No doubt for Cindy McCain the thought of having her husband back in town and hanging around the house if he loses his Senate seat is worth the indignity of once again appearing next to him to pretend that the current pin-up of violent populism stands for the same things as a principled war hero.
But for John McCain himself, and the people who have so long admired him, surely this moment in Tucson was a killer moment of moral degradation. McCain’s whole deal has been that he’s his own man, a maverick, a courageous loner. He defied the Bushies by speaking vehemently against torture. He stuck his neck out for the Iraq surge. He denounced the corrupting influence of money in politics. He was the scourge of pork. Whatever he really thought about Palin as his campaign went down in flames and his team threw her under the bus, he gallantly kept his counsel.
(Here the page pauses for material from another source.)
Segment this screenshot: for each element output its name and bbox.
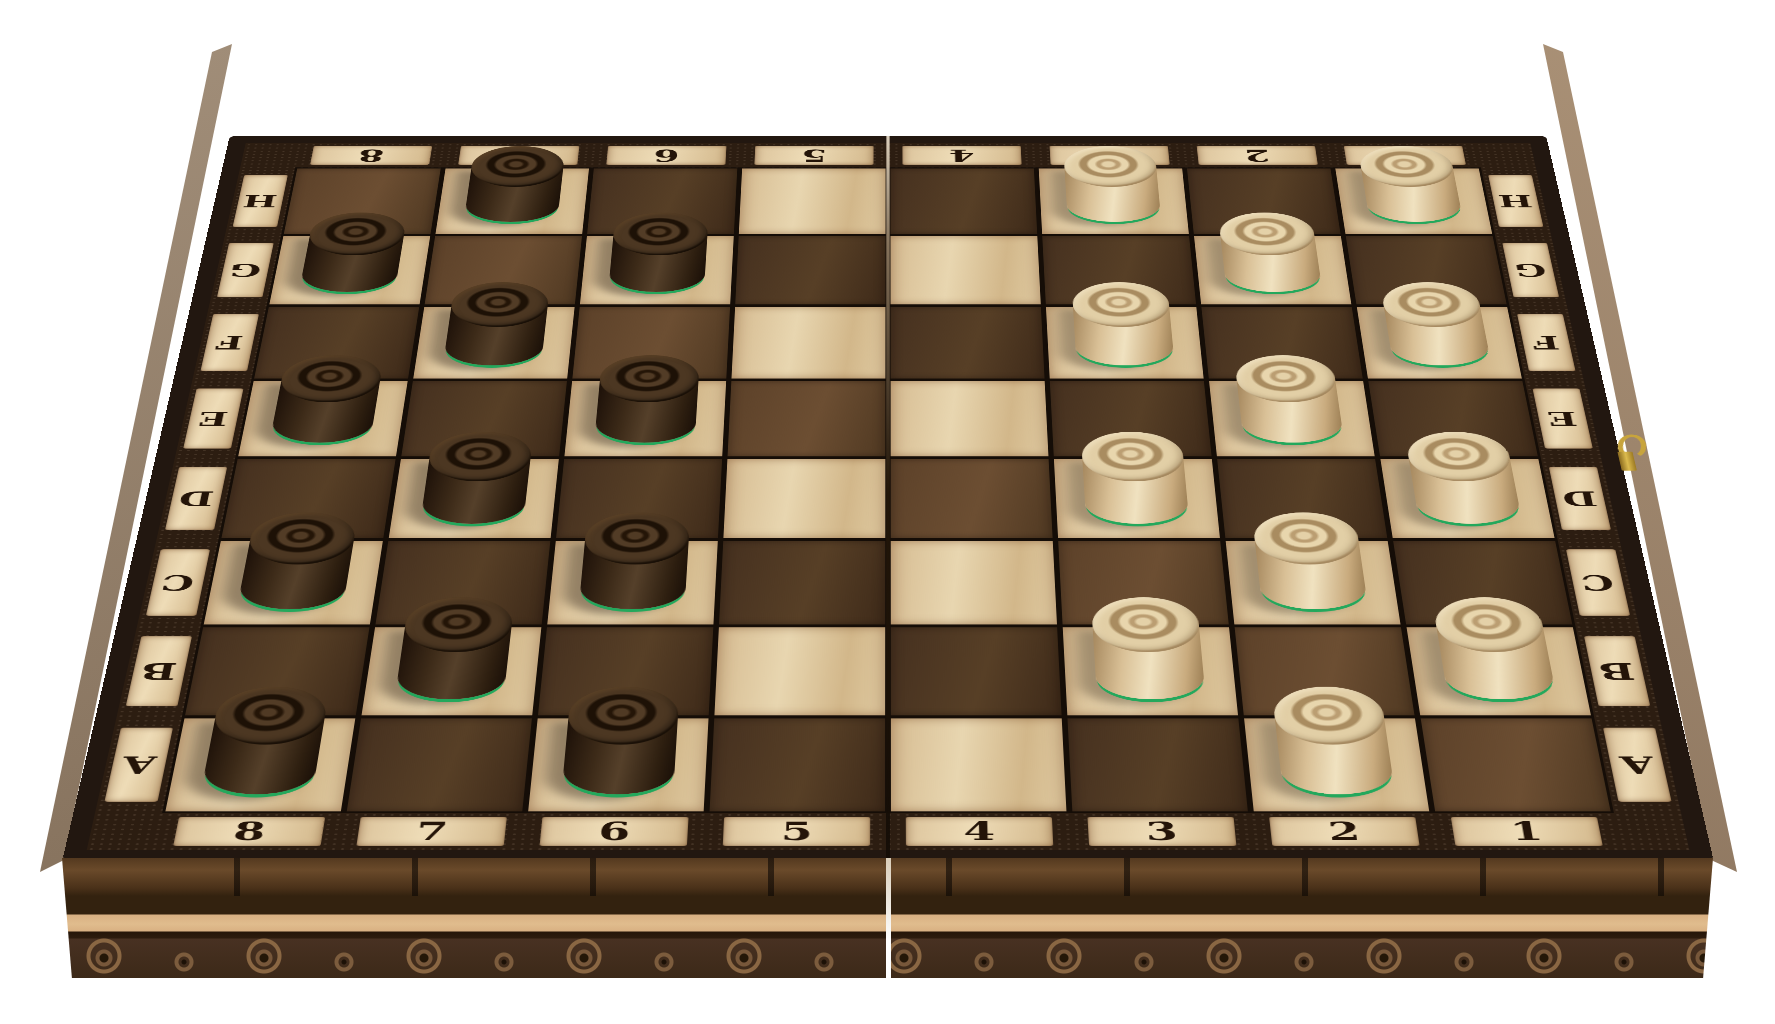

Evidently, Palin is not to be welcomed in polite company because she’s abandoned “disinterested public service” in favor of her own celebrity. Sure, Palin’s reaping the benefits of fame, from the lecture circuit to her autobiography to a TV show about Alaska in the works. But how is any of this inconsistent with helping her country? In her speeches, books, and TV appearances she advances the same values she espoused as a vice-presidential contender. Indeed, even her Facebook page is a force to be reckoned with that discusses policies and principles substantively.
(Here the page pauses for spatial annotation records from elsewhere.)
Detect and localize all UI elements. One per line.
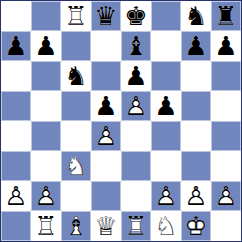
- square-a5[interactable]: [1, 91, 31, 121]
- piece-black-pawn-icon[interactable]: ♟: [1, 31, 31, 61]
- piece-fill-layer: ♚: [181, 211, 211, 241]
- piece-fill-layer: ♕: [91, 1, 121, 31]
- square-c3[interactable]: ♞♘: [61, 151, 91, 181]
- square-d2[interactable]: [91, 181, 121, 211]
- piece-black-pawn-icon[interactable]: ♟: [91, 91, 121, 121]
- square-c4[interactable]: [61, 121, 91, 151]
- piece-fill-layer: ♛: [91, 211, 121, 241]
- square-f4[interactable]: [151, 121, 181, 151]
- square-g3[interactable]: [181, 151, 211, 181]
- square-e7[interactable]: ♗♝: [121, 31, 151, 61]
- square-g4[interactable]: [181, 121, 211, 151]
- square-d3[interactable]: [91, 151, 121, 181]
- square-d8[interactable]: ♕♛: [91, 1, 121, 31]
- square-e4[interactable]: [121, 121, 151, 151]
- square-h5[interactable]: [211, 91, 241, 121]
- square-b3[interactable]: [31, 151, 61, 181]
- square-c8[interactable]: ♜♖: [61, 1, 91, 31]
- square-c1[interactable]: ♝♗: [61, 211, 91, 241]
- piece-fill-layer: ♗: [121, 31, 151, 61]
- piece-black-pawn-icon[interactable]: ♟: [121, 61, 151, 91]
- piece-white-rook-icon[interactable]: ♖: [31, 211, 61, 241]
- piece-white-rook-icon[interactable]: ♖: [61, 1, 91, 31]
- square-b2[interactable]: ♟♙: [31, 181, 61, 211]
- square-f7[interactable]: [151, 31, 181, 61]
- square-f3[interactable]: [151, 151, 181, 181]
- square-a6[interactable]: [1, 61, 31, 91]
- square-g2[interactable]: ♟♙: [181, 181, 211, 211]
- square-h6[interactable]: [211, 61, 241, 91]
- piece-fill-layer: ♙: [151, 91, 181, 121]
- square-h8[interactable]: ♖♜: [211, 1, 241, 31]
- square-g8[interactable]: ♘♞: [181, 1, 211, 31]
- piece-fill-layer: ♙: [91, 91, 121, 121]
- piece-black-king-icon[interactable]: ♚: [121, 1, 151, 31]
- square-e6[interactable]: ♙♟: [121, 61, 151, 91]
- piece-fill-layer: ♟: [31, 181, 61, 211]
- piece-fill-layer: ♞: [61, 151, 91, 181]
- square-d5[interactable]: ♙♟: [91, 91, 121, 121]
- square-a3[interactable]: [1, 151, 31, 181]
- square-e8[interactable]: ♔♚: [121, 1, 151, 31]
- piece-white-pawn-icon[interactable]: ♙: [1, 181, 31, 211]
- piece-black-bishop-icon[interactable]: ♝: [121, 31, 151, 61]
- piece-white-pawn-icon[interactable]: ♙: [91, 121, 121, 151]
- piece-fill-layer: ♜: [121, 211, 151, 241]
- square-d4[interactable]: ♟♙: [91, 121, 121, 151]
- square-e5[interactable]: ♟♙: [121, 91, 151, 121]
- piece-fill-layer: ♟: [151, 181, 181, 211]
- piece-fill-layer: ♘: [181, 1, 211, 31]
- square-c2[interactable]: [61, 181, 91, 211]
- square-a1[interactable]: [1, 211, 31, 241]
- square-c6[interactable]: ♘♞: [61, 61, 91, 91]
- chess-board: ♜♖♕♛♔♚♘♞♖♜♙♟♙♟♗♝♙♟♙♟♘♞♙♟♙♟♟♙♙♟♟♙♞♘♟♙♟♙♟♙…: [0, 0, 242, 242]
- square-b6[interactable]: [31, 61, 61, 91]
- square-e3[interactable]: [121, 151, 151, 181]
- piece-white-pawn-icon[interactable]: ♙: [31, 181, 61, 211]
- chess-board-container: ♜♖♕♛♔♚♘♞♖♜♙♟♙♟♗♝♙♟♙♟♘♞♙♟♙♟♟♙♙♟♟♙♞♘♟♙♟♙♟♙…: [0, 0, 242, 242]
- piece-fill-layer: ♜: [31, 211, 61, 241]
- square-c5[interactable]: [61, 91, 91, 121]
- square-f5[interactable]: ♙♟: [151, 91, 181, 121]
- square-a7[interactable]: ♙♟: [1, 31, 31, 61]
- square-f2[interactable]: ♟♙: [151, 181, 181, 211]
- piece-black-rook-icon[interactable]: ♜: [211, 1, 241, 31]
- square-h4[interactable]: [211, 121, 241, 151]
- square-b1[interactable]: ♜♖: [31, 211, 61, 241]
- square-g6[interactable]: [181, 61, 211, 91]
- piece-black-knight-icon[interactable]: ♞: [181, 1, 211, 31]
- piece-fill-layer: ♘: [61, 61, 91, 91]
- square-f1[interactable]: ♞♘: [151, 211, 181, 241]
- piece-fill-layer: ♜: [61, 1, 91, 31]
- piece-black-pawn-icon[interactable]: ♟: [151, 91, 181, 121]
- square-f6[interactable]: [151, 61, 181, 91]
- piece-white-king-icon[interactable]: ♔: [181, 211, 211, 241]
- piece-white-pawn-icon[interactable]: ♙: [121, 91, 151, 121]
- piece-fill-layer: ♟: [121, 91, 151, 121]
- piece-white-knight-icon[interactable]: ♘: [61, 151, 91, 181]
- square-h7[interactable]: ♙♟: [211, 31, 241, 61]
- piece-black-pawn-icon[interactable]: ♟: [211, 31, 241, 61]
- square-d6[interactable]: [91, 61, 121, 91]
- square-d1[interactable]: ♛♕: [91, 211, 121, 241]
- square-g1[interactable]: ♚♔: [181, 211, 211, 241]
- square-f8[interactable]: [151, 1, 181, 31]
- piece-fill-layer: ♟: [211, 181, 241, 211]
- piece-black-knight-icon[interactable]: ♞: [61, 61, 91, 91]
- square-a2[interactable]: ♟♙: [1, 181, 31, 211]
- square-a4[interactable]: [1, 121, 31, 151]
- piece-fill-layer: ♖: [211, 1, 241, 31]
- piece-fill-layer: ♙: [121, 61, 151, 91]
- square-b8[interactable]: [31, 1, 61, 31]
- square-b4[interactable]: [31, 121, 61, 151]
- square-e2[interactable]: [121, 181, 151, 211]
- piece-fill-layer: ♞: [151, 211, 181, 241]
- square-c7[interactable]: [61, 31, 91, 61]
- piece-fill-layer: ♝: [61, 211, 91, 241]
- piece-fill-layer: ♟: [91, 121, 121, 151]
- square-b7[interactable]: ♙♟: [31, 31, 61, 61]
- piece-white-bishop-icon[interactable]: ♗: [61, 211, 91, 241]
- square-e1[interactable]: ♜♖: [121, 211, 151, 241]
- piece-white-pawn-icon[interactable]: ♙: [151, 181, 181, 211]
- square-h1[interactable]: [211, 211, 241, 241]
- piece-white-rook-icon[interactable]: ♖: [121, 211, 151, 241]
- piece-fill-layer: ♙: [1, 31, 31, 61]
- piece-black-queen-icon[interactable]: ♛: [91, 1, 121, 31]
- piece-white-knight-icon[interactable]: ♘: [151, 211, 181, 241]
- piece-fill-layer: ♔: [121, 1, 151, 31]
- piece-white-queen-icon[interactable]: ♕: [91, 211, 121, 241]
- piece-fill-layer: ♙: [211, 31, 241, 61]
- square-g7[interactable]: ♙♟: [181, 31, 211, 61]
- square-h2[interactable]: ♟♙: [211, 181, 241, 211]
- piece-fill-layer: ♟: [1, 181, 31, 211]
- square-h3[interactable]: [211, 151, 241, 181]
- piece-fill-layer: ♙: [31, 31, 61, 61]
- piece-black-pawn-icon[interactable]: ♟: [181, 31, 211, 61]
- piece-fill-layer: ♟: [181, 181, 211, 211]
- square-a8[interactable]: [1, 1, 31, 31]
- square-d7[interactable]: [91, 31, 121, 61]
- square-b5[interactable]: [31, 91, 61, 121]
- square-g5[interactable]: [181, 91, 211, 121]
- piece-fill-layer: ♙: [181, 31, 211, 61]
- piece-white-pawn-icon[interactable]: ♙: [181, 181, 211, 211]
- piece-white-pawn-icon[interactable]: ♙: [211, 181, 241, 211]
- piece-black-pawn-icon[interactable]: ♟: [31, 31, 61, 61]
For many of Palin’s critics, at the heart of the “Palin as celebrity” meme is the Left’s doctrinaire belief in profit as something low and degraded, something to be distributed by government rather than earned through free competition. So what if Palin makes lots of money and wins lots of fans? It seems to me that a country where you can find success by fighting for your beliefs is something to admire, not scorn.
Of course, in Brown’s case it might simply be good old-fashioned Palin Derangement Syndrome. Brown has previously written that Palin should learn from a real public servant like Hillary Clinton, even though the former First Lady is no stranger to the bookshelves herself. Neither is Barack “The One” Obama, who Brown nonetheless hails as the epitome of statesmanship (not at all the sort of celebrity-driven egotist who’d give a head of state a special Obama-edition iPod—oh, wait…).
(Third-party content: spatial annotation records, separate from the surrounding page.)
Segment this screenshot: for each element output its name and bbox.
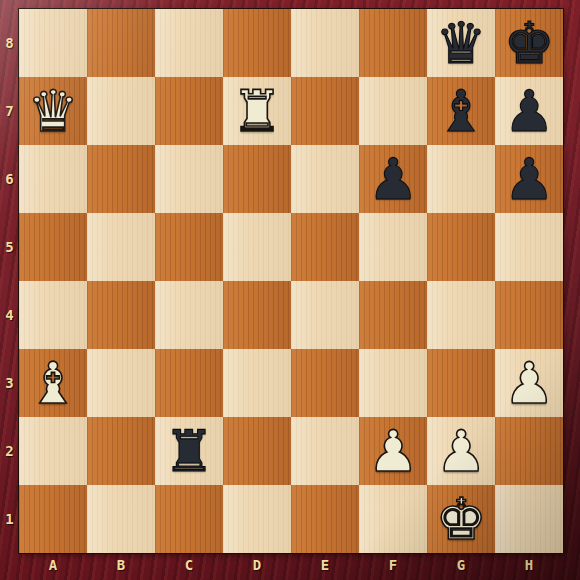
square-f5[interactable]: [359, 213, 427, 281]
square-b7[interactable]: [87, 77, 155, 145]
square-c8[interactable]: [155, 9, 223, 77]
square-a8[interactable]: [19, 9, 87, 77]
square-e5[interactable]: [291, 213, 359, 281]
square-f6[interactable]: ♟: [359, 145, 427, 213]
white-pawn-icon[interactable]: ♟: [359, 417, 427, 485]
square-h4[interactable]: [495, 281, 563, 349]
square-d5[interactable]: [223, 213, 291, 281]
file-label-g: G: [427, 553, 495, 577]
square-a3[interactable]: ♝: [19, 349, 87, 417]
file-label-a: A: [19, 553, 87, 577]
square-h5[interactable]: [495, 213, 563, 281]
square-g8[interactable]: ♛: [427, 9, 495, 77]
square-a2[interactable]: [19, 417, 87, 485]
square-b5[interactable]: [87, 213, 155, 281]
square-h8[interactable]: ♚: [495, 9, 563, 77]
rank-label-5: 5: [0, 213, 19, 281]
square-h7[interactable]: ♟: [495, 77, 563, 145]
square-g6[interactable]: [427, 145, 495, 213]
square-e6[interactable]: [291, 145, 359, 213]
square-e3[interactable]: [291, 349, 359, 417]
square-c3[interactable]: [155, 349, 223, 417]
rank-label-3: 3: [0, 349, 19, 417]
square-h3[interactable]: ♟: [495, 349, 563, 417]
square-h6[interactable]: ♟: [495, 145, 563, 213]
rank-label-1: 1: [0, 485, 19, 553]
square-g2[interactable]: ♟: [427, 417, 495, 485]
black-bishop-icon[interactable]: ♝: [427, 77, 495, 145]
rank-label-6: 6: [0, 145, 19, 213]
square-c4[interactable]: [155, 281, 223, 349]
black-pawn-icon[interactable]: ♟: [495, 77, 563, 145]
square-f1[interactable]: [359, 485, 427, 553]
square-a5[interactable]: [19, 213, 87, 281]
square-b3[interactable]: [87, 349, 155, 417]
square-d7[interactable]: ♜: [223, 77, 291, 145]
file-label-f: F: [359, 553, 427, 577]
square-f8[interactable]: [359, 9, 427, 77]
file-label-d: D: [223, 553, 291, 577]
square-c7[interactable]: [155, 77, 223, 145]
square-g7[interactable]: ♝: [427, 77, 495, 145]
square-g5[interactable]: [427, 213, 495, 281]
square-d4[interactable]: [223, 281, 291, 349]
file-label-c: C: [155, 553, 223, 577]
square-c1[interactable]: [155, 485, 223, 553]
square-d1[interactable]: [223, 485, 291, 553]
square-c5[interactable]: [155, 213, 223, 281]
rank-label-2: 2: [0, 417, 19, 485]
square-b8[interactable]: [87, 9, 155, 77]
black-pawn-icon[interactable]: ♟: [359, 145, 427, 213]
square-a7[interactable]: ♛: [19, 77, 87, 145]
square-h2[interactable]: [495, 417, 563, 485]
rank-label-4: 4: [0, 281, 19, 349]
square-a4[interactable]: [19, 281, 87, 349]
white-king-icon[interactable]: ♚: [427, 485, 495, 553]
square-f3[interactable]: [359, 349, 427, 417]
black-pawn-icon[interactable]: ♟: [495, 145, 563, 213]
square-e2[interactable]: [291, 417, 359, 485]
black-queen-icon[interactable]: ♛: [427, 9, 495, 77]
square-d2[interactable]: [223, 417, 291, 485]
square-g4[interactable]: [427, 281, 495, 349]
black-rook-icon[interactable]: ♜: [155, 417, 223, 485]
square-e1[interactable]: [291, 485, 359, 553]
square-f7[interactable]: [359, 77, 427, 145]
rank-label-8: 8: [0, 9, 19, 77]
white-bishop-icon[interactable]: ♝: [19, 349, 87, 417]
square-d8[interactable]: [223, 9, 291, 77]
rank-label-7: 7: [0, 77, 19, 145]
chess-board-frame: ♛♚♛♜♝♟♟♟♝♟♜♟♟♚ 87654321 ABCDEFGH: [0, 0, 580, 580]
square-c6[interactable]: [155, 145, 223, 213]
square-g1[interactable]: ♚: [427, 485, 495, 553]
square-b2[interactable]: [87, 417, 155, 485]
square-c2[interactable]: ♜: [155, 417, 223, 485]
white-pawn-icon[interactable]: ♟: [427, 417, 495, 485]
square-g3[interactable]: [427, 349, 495, 417]
file-label-b: B: [87, 553, 155, 577]
chess-board: ♛♚♛♜♝♟♟♟♝♟♜♟♟♚: [19, 9, 563, 553]
white-queen-icon[interactable]: ♛: [19, 77, 87, 145]
square-e8[interactable]: [291, 9, 359, 77]
square-e7[interactable]: [291, 77, 359, 145]
square-b1[interactable]: [87, 485, 155, 553]
square-a6[interactable]: [19, 145, 87, 213]
square-b4[interactable]: [87, 281, 155, 349]
white-rook-icon[interactable]: ♜: [223, 77, 291, 145]
square-d3[interactable]: [223, 349, 291, 417]
square-a1[interactable]: [19, 485, 87, 553]
white-pawn-icon[interactable]: ♟: [495, 349, 563, 417]
square-f4[interactable]: [359, 281, 427, 349]
square-f2[interactable]: ♟: [359, 417, 427, 485]
square-h1[interactable]: [495, 485, 563, 553]
square-d6[interactable]: [223, 145, 291, 213]
square-e4[interactable]: [291, 281, 359, 349]
square-b6[interactable]: [87, 145, 155, 213]
file-label-e: E: [291, 553, 359, 577]
black-king-icon[interactable]: ♚: [495, 9, 563, 77]
file-label-h: H: [495, 553, 563, 577]
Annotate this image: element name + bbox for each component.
Indeed, her rhetoric about “dominatrix jackets” and “violent populism” is so angry and divorced from reality as to leave little doubt as to the real motivation: Sarah Palin’s feisty conservatism is simply not supposed to resonate with the American people, and it’s certainly not supposed to come from women who manage to balance career and family. That potent combination is guaranteed to bring out the worst in the Left every single time.